『魂の遍歴』序言 ジョン・ダンの部屋トップへ戻る

 

『魂の遍歴』は、

無限に捧げる

1601年8月16日

魂の再生

諷刺の詩

と付され、「書簡」と「魂の遍歴−第一の唄」の構成になっている。この詩が最初に出版されたのは1633年である。

 ちなみに、この詩の年月の前後にどういうことが起こっているか見ると、

1600年、エジャトン夫人没(1月20日)、アン・モアがローズリーの父の家に帰る。エジャトン卿、ダービー伯爵夫人アリスと再婚(10月)。ダンはエジャトン卿の結婚で、エジャトン卿の邸宅のヨークハウスからサヴォイに住居を移っている。

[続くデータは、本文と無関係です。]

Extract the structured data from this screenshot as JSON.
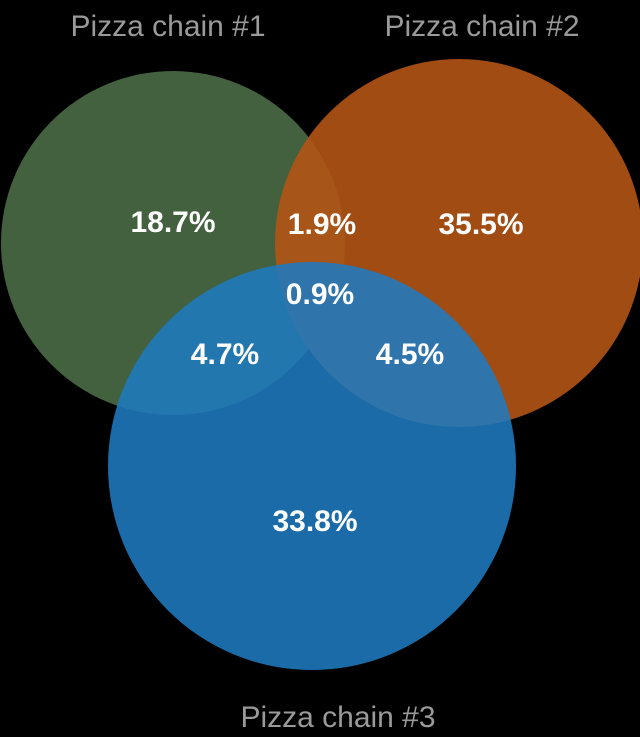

 1601年、エセックス伯が処刑される(2月25日)、エジャトン卿が管理するノーサンプトン州の自治都市ブラックレーの代議員として議会に参加(10−12月)、アン・モアが父親と共にロンドンに戻る(10月前後)、アン・モアと秘密結婚(12月)

 ダンがこの詩を書いた時期は、彼がエジャトン卿の秘書をしていて、後に秘密結婚するアン・モアと一時的に離れていた頃ということになる。

「魂の遍歴」には第一の唄とあるが、第二があるわけではなく、第一の唄は各連10行の詩が、52篇からなる520行にわたる長詩である。

 ダンが提示する主題は、魂の遍歴が植物の世界に始まり、動物へと変身し、最後には人間の姿を取る転生の循環にある。

 彷徨える魂が最後には誰に宿るかが疑問となるのは、この詩が終わりのない未完の状態であることと(それに反論してこの詩は完成した作品であると主張する者もある)、「書簡」にみえるこの人物を指す代名詞が1633年の版では’she is he’となっているのが、1635年の版から’she is she’となっていることにも起因する。

 ベン・ジョンソンは、「ダンは、エヴァがもいだ林檎の魂を求め、雌犬、雌狼、そして女の魂を探し求めた。ダンの目的はカインの魂から最後にはカルヴィンの身体に宿るまでの異端者すべての身体に至るまで提起することにあった」として、ダンが魂の最終に置こうとしたのはカルヴィンであるとしたが、エリザベス女王のことであるとする説もある。

 アレキサンダー・ポープは、この『魂の遍歴』を『諷刺詩』と『書簡詩』と並んでダンの最高の作品であると称賛している。